The defence has to live at the agent runtime level. Until model vendors implement mandatory sandboxing and untrusted-content labelling for MCP responses, treat every MCP-connected tool as a potential attack surface.
FAQ
What is agentjacking?
Agentjacking is an attack technique where an attacker injects malicious commands into a data source that an AI coding agent reads — such as a Sentry error event — causing the agent to execute attacker-controlled code on the developer's machine. It requires no breach of the target's systems, only a publicly available Sentry DSN credential.
Which AI coding agents are affected by agentjacking?
Tenet Security's research confirmed the attack works against Claude Code, Cursor, and Codex, with an 85% success rate across all three in controlled testing. Any AI coding agent that reads from a Sentry MCP server is potentially vulnerable to the same technique.
How do attackers find a target's Sentry DSN?
Sentry DSNs are public, write-only credentials embedded in frontend JavaScript by design. Attackers can find them by inspecting a website's source code, running Censys queries for Sentry ingest subdomains, or searching GitHub's public code index — no hacking required.
Has Sentry patched agentjacking?
Sentry acknowledged the issue but declined to fix it at the root level, describing it as "technically not defensible" at the platform. A content filter was applied to block one specific proof-of-concept payload string. The underlying vulnerability in how MCP-connected agents trust event data remains unaddressed.
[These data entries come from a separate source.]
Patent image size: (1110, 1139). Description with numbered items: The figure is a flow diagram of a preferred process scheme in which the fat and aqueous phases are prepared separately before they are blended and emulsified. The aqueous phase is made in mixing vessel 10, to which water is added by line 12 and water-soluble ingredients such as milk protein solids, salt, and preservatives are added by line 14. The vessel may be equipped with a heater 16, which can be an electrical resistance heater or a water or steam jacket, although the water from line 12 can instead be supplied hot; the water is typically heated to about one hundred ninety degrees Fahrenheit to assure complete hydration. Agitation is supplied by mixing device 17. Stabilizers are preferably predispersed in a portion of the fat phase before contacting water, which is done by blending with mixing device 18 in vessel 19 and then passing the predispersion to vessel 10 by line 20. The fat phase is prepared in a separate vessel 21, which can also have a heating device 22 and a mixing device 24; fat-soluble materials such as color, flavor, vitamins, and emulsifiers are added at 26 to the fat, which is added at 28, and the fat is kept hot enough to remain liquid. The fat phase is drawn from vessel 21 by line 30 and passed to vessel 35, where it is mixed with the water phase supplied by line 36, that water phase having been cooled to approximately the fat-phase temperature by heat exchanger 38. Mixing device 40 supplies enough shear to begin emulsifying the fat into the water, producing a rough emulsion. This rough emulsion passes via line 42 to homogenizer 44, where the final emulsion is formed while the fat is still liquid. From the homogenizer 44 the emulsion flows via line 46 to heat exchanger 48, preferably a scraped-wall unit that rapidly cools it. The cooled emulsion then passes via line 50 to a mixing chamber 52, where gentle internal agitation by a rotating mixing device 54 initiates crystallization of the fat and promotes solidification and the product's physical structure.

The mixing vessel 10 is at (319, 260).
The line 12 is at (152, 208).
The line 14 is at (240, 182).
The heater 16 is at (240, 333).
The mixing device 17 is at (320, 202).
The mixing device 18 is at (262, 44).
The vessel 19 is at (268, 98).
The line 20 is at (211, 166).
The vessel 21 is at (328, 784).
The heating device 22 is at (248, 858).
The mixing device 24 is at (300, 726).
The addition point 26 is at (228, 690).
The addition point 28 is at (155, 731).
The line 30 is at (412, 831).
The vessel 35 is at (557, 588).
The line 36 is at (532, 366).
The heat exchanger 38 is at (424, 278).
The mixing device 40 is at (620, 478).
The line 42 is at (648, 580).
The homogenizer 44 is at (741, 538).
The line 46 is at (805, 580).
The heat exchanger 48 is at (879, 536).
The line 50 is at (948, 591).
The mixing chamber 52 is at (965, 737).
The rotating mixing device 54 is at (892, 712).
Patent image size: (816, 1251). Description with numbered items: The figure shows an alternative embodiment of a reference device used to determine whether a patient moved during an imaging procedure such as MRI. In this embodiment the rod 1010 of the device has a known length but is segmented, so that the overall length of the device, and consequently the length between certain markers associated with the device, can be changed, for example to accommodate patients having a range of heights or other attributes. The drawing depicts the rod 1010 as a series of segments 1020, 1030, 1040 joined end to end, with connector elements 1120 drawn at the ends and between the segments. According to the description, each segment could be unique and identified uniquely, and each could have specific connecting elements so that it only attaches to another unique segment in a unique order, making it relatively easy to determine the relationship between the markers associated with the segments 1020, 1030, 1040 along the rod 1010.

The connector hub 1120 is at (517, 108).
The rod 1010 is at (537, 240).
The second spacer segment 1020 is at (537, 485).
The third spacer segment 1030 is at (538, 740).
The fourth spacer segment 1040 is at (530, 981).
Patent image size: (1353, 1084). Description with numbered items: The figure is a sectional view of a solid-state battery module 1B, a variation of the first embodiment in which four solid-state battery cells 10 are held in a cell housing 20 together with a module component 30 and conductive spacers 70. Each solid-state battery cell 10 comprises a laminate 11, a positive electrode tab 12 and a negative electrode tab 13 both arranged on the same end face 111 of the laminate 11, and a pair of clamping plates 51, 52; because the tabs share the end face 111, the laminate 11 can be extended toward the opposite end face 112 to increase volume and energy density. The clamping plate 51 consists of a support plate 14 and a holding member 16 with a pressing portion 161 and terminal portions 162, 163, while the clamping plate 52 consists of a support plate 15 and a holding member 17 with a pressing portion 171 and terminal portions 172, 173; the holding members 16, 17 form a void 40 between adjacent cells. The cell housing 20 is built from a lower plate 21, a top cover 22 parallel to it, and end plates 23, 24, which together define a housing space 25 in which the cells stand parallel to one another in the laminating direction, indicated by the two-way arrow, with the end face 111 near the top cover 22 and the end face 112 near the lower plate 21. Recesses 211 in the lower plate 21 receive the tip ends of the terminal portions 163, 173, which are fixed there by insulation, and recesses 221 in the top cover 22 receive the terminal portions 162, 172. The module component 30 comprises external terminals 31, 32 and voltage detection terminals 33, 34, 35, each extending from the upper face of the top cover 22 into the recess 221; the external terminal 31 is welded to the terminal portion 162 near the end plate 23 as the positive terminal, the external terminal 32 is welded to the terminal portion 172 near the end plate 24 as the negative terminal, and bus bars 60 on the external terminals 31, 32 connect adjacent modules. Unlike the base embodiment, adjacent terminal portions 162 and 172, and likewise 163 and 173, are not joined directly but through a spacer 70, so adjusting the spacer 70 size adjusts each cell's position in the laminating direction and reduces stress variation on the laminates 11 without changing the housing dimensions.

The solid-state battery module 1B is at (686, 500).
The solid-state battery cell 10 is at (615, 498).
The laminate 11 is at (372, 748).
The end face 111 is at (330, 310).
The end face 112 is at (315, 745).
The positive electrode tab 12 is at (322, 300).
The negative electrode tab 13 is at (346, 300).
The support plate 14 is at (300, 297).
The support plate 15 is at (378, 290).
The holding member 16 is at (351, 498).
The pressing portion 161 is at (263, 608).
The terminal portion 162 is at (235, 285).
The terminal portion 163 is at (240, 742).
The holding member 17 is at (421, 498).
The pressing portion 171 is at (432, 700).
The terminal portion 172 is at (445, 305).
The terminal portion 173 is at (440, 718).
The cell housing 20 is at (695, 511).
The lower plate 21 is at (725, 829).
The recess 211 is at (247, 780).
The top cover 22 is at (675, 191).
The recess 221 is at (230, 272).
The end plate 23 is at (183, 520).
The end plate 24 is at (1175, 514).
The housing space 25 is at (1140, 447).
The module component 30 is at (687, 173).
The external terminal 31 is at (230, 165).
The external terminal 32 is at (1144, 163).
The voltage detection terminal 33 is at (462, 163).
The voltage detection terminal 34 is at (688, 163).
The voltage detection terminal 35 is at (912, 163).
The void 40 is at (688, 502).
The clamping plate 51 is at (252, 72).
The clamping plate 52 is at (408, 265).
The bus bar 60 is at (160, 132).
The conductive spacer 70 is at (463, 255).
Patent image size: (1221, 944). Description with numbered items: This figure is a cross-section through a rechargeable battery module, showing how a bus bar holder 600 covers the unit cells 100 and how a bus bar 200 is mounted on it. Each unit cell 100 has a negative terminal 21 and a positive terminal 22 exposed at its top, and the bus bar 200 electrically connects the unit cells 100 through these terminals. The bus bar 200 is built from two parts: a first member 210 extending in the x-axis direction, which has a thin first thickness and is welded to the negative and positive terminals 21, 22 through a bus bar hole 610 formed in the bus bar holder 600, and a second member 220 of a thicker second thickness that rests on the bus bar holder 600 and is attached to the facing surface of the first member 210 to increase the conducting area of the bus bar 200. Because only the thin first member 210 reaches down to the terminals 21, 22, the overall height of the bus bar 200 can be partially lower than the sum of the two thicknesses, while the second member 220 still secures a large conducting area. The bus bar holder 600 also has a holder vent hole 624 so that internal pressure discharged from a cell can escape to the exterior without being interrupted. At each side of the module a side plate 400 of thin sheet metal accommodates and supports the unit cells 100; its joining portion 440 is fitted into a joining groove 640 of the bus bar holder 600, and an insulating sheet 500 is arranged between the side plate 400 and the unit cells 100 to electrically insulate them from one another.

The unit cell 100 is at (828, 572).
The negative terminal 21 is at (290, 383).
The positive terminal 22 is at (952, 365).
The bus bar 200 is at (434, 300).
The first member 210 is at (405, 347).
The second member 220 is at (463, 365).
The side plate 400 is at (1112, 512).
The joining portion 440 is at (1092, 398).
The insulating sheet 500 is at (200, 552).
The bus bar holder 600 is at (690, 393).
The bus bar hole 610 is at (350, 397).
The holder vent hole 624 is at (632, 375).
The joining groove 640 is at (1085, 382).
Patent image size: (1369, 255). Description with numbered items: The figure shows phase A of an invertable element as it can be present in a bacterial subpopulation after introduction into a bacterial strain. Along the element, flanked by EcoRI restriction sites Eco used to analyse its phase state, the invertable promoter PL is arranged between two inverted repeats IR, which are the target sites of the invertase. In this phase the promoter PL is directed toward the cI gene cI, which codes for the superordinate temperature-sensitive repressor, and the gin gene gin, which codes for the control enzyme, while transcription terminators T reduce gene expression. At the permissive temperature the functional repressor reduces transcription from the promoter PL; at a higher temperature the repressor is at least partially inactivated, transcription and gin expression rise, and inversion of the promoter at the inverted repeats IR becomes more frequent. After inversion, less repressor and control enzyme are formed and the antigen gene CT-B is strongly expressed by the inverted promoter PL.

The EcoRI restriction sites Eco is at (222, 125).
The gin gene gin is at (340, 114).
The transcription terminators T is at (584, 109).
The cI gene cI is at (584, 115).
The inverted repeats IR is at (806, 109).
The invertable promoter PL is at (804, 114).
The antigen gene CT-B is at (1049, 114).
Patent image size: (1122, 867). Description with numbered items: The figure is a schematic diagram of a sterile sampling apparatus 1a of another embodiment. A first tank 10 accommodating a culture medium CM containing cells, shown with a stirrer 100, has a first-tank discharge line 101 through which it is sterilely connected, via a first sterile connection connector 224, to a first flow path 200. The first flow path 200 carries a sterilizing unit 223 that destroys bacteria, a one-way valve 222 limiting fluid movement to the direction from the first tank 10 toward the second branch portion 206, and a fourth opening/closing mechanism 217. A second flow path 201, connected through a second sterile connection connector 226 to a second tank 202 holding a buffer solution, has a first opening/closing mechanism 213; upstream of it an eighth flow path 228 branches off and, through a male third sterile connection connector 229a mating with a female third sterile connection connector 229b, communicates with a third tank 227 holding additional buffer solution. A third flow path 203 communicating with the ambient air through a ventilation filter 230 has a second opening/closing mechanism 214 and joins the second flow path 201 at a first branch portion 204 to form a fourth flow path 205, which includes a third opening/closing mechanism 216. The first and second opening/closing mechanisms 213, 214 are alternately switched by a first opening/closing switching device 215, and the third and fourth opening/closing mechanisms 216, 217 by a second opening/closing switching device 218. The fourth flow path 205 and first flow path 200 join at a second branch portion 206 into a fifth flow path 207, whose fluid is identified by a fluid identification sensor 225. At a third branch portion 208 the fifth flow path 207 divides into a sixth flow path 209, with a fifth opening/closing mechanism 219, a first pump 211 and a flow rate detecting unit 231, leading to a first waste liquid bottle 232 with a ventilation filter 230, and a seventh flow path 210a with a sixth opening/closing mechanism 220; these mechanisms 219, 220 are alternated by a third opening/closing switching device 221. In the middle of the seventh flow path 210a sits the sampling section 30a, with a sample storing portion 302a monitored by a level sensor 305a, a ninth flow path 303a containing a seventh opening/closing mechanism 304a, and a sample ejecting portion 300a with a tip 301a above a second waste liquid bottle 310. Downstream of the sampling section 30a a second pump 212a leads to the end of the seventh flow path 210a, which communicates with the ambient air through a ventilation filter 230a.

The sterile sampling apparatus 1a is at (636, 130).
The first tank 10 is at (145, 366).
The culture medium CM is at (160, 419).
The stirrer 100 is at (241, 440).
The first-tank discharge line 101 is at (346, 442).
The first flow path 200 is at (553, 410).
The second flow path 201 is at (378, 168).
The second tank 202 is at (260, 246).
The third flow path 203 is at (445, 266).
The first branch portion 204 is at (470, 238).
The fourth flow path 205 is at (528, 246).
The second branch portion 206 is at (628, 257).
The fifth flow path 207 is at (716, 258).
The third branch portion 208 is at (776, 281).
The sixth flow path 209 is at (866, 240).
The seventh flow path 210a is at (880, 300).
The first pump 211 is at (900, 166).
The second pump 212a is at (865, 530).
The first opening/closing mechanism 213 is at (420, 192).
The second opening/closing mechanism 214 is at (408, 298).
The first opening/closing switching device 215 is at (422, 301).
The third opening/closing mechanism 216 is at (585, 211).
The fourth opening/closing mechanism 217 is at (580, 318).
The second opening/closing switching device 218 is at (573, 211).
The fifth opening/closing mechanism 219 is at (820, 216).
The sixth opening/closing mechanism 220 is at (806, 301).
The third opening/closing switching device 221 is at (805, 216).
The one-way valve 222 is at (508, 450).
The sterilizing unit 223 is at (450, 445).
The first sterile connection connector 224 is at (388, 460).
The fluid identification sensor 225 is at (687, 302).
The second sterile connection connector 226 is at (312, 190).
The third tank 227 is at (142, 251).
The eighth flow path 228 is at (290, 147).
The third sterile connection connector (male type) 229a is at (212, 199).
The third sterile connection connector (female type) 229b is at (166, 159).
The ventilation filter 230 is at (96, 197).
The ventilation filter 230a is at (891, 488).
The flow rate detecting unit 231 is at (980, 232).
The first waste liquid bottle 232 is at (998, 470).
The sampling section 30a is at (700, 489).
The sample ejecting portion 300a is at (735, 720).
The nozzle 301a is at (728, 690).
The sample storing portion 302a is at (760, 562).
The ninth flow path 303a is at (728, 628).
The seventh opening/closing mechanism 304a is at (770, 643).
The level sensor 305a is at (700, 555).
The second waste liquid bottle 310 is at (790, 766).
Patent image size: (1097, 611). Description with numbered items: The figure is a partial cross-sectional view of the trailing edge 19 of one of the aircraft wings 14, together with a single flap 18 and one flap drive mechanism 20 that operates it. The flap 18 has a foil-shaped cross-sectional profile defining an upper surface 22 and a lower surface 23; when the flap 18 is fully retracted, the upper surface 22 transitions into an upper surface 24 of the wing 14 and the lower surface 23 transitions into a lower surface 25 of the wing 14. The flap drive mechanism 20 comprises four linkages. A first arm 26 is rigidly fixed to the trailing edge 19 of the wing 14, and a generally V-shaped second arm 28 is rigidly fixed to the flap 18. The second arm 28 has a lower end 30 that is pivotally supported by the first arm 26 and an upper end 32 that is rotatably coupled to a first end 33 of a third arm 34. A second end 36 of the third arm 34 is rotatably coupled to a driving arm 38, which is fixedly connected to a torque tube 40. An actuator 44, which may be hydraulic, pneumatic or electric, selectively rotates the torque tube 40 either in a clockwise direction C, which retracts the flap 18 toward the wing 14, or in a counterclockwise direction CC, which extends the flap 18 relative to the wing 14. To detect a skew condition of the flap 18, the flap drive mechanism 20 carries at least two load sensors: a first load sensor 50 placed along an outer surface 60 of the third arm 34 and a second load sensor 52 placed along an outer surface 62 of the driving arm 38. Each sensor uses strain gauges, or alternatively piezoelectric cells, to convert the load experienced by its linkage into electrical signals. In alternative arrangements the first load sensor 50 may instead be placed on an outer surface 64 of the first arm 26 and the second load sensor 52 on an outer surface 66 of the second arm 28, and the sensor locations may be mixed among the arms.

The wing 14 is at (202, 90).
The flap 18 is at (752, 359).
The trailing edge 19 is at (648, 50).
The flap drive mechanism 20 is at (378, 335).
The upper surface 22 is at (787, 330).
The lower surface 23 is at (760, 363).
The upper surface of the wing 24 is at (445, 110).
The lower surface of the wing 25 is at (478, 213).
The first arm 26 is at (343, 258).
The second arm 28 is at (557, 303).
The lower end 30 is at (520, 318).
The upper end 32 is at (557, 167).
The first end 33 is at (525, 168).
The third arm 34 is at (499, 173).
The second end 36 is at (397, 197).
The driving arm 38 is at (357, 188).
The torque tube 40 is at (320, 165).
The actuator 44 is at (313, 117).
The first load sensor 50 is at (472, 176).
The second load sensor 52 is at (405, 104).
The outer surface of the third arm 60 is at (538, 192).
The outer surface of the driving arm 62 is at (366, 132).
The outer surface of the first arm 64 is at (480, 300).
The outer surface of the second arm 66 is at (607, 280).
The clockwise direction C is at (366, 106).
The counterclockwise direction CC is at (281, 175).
How do I protect my AI coding agent from agentjacking?
Restrict your agent's ability to run arbitrary shell commands without approval, remove MCP connections to Sentry if not actively needed, rotate any credentials (AWS keys, GitHub tokens, npm tokens) that your agent has had access to, and monitor shell history for unexpected npx invocations. Treat all MCP-sourced content as untrusted input.